There is a clear desire for package management in the C++ community. And envy when a C++ developer works with, Rust, Python, Haskell, or any number of other languages. Open Source distribution is now normal, and makes package management possible, as it allows packages to be rebuilt when underlying dependent packages change, a requirement for C++. However, it is still too difficult to integrate packages with dependencies of more than the standard library into a project. Some build systems and meta build systems provide some facilities for source integration into a project, which helps reuse, but requires build system standardization, which is not going to happen. For example, for GTest, the typical and recommended practice is to include the gtest’s cmake build into the consuming project’s build, while excluding it from all. This has the unfortunate side-effect of every projet having a slightly different version of GTest, and each project having to repeat the build.

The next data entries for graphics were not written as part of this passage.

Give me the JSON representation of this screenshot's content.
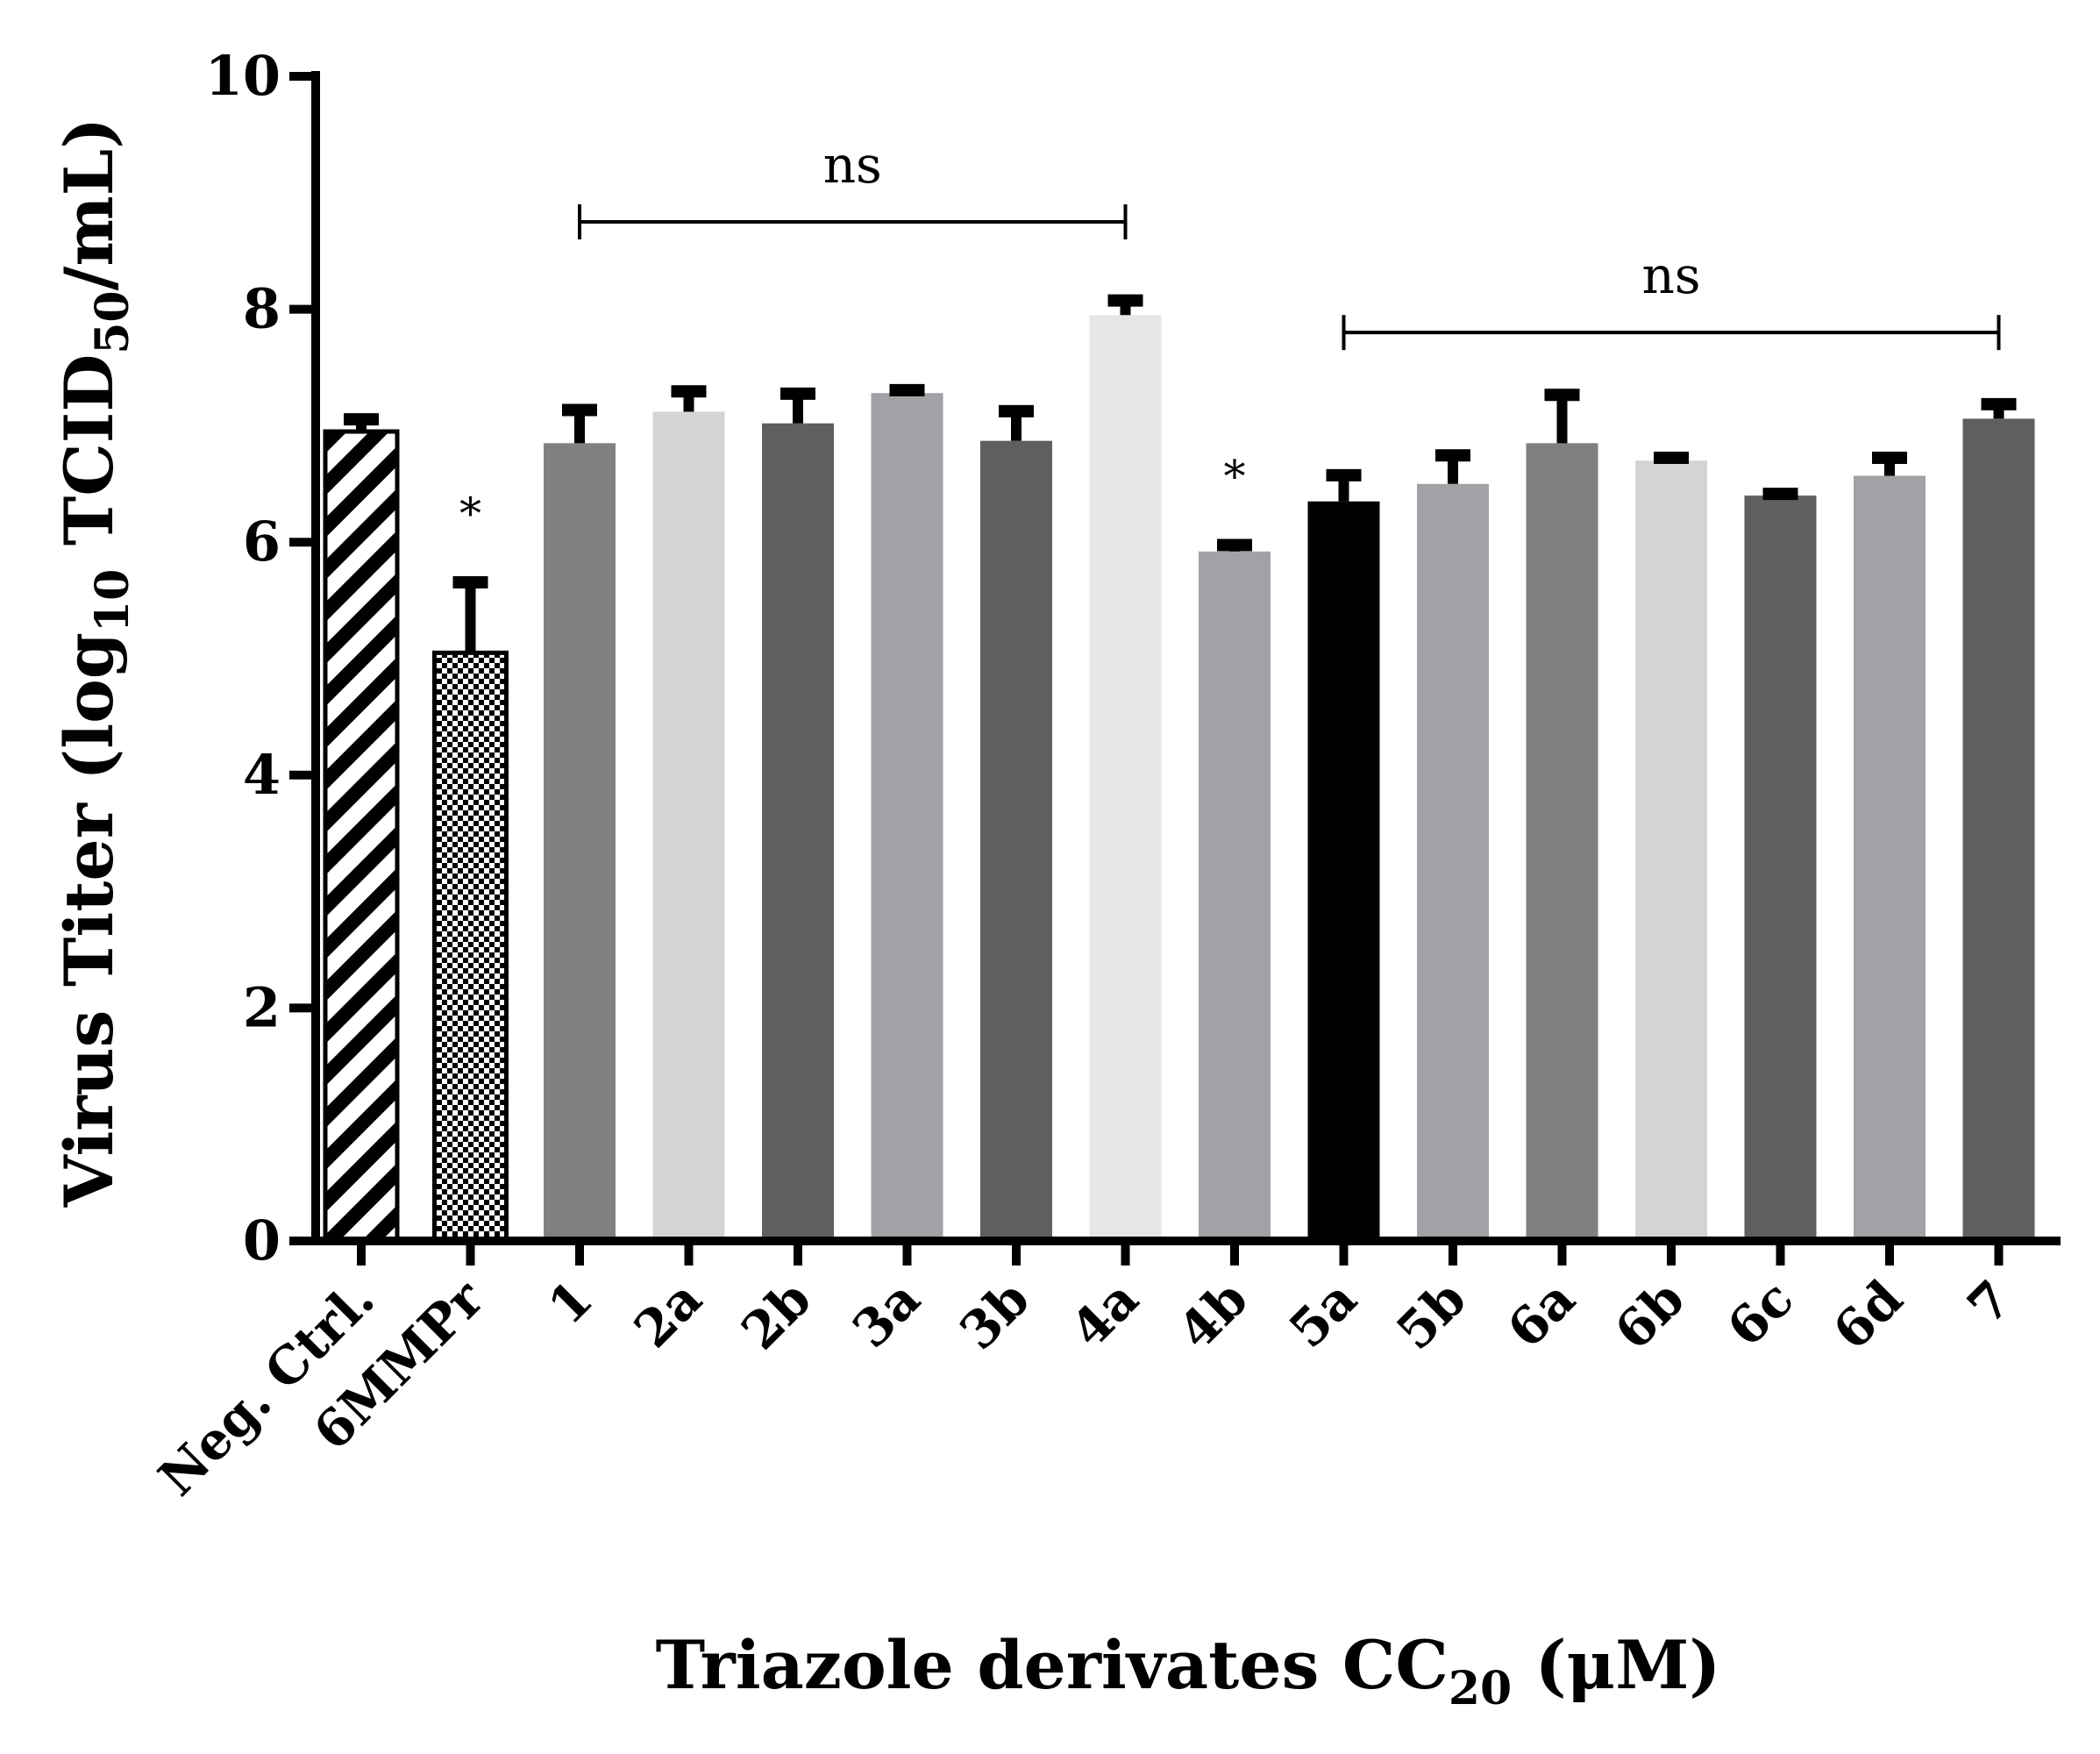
{
  "chart_data": {
    "type": "bar",
    "ylabel": {
      "prefix": "Virus Titer (log",
      "sub1": "10",
      "mid": " TCID",
      "sub2": "50",
      "suffix": "/mL)"
    },
    "xlabel": {
      "prefix": "Triazole derivates CC",
      "sub": "20",
      "suffix": " (μM)"
    },
    "ylim": [
      0,
      10
    ],
    "yticks": [
      "0",
      "2",
      "4",
      "6",
      "8",
      "10"
    ],
    "categories": [
      "Neg. Ctrl.",
      "6MMPr",
      "1",
      "2a",
      "2b",
      "3a",
      "3b",
      "4a",
      "4b",
      "5a",
      "5b",
      "6a",
      "6b",
      "6c",
      "6d",
      "7"
    ],
    "values": [
      6.95,
      5.05,
      6.85,
      7.12,
      7.02,
      7.28,
      6.87,
      7.95,
      5.92,
      6.35,
      6.5,
      6.85,
      6.7,
      6.4,
      6.57,
      7.06
    ],
    "errors": [
      0.15,
      0.65,
      0.33,
      0.22,
      0.3,
      0.07,
      0.3,
      0.17,
      0.1,
      0.27,
      0.29,
      0.46,
      0.07,
      0.06,
      0.2,
      0.17
    ],
    "colors": [
      "hatch",
      "checker",
      "#808080",
      "#d4d4d4",
      "#5f5f5f",
      "#a1a1a6",
      "#5f5f5f",
      "#e6e6e6",
      "#a1a1a6",
      "#000000",
      "#a1a1a6",
      "#808080",
      "#d4d4d4",
      "#5f5f5f",
      "#a1a1a6",
      "#5f5f5f"
    ],
    "significance_stars": [
      {
        "category": "6MMPr",
        "label": "*"
      },
      {
        "category": "4b",
        "label": "*"
      }
    ],
    "brackets": [
      {
        "from": "1",
        "to": "4a",
        "label": "ns",
        "y": 8.75
      },
      {
        "from": "5a",
        "to": "7",
        "label": "ns",
        "y": 7.8
      }
    ]
  }
}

Standardizing the interfaces for consuming and producing binary packages will allow greater reuse of code. Most application build systems are already well suited to consume binary packages. Build systems for source packages may require some work to allow the control necessary, but not entire rework or replacement. There are well established practices in the various Linux, BSD, and MacOS package management systems that can be either adapted and expanded, or used as a model, to provide C++ specific modern package management.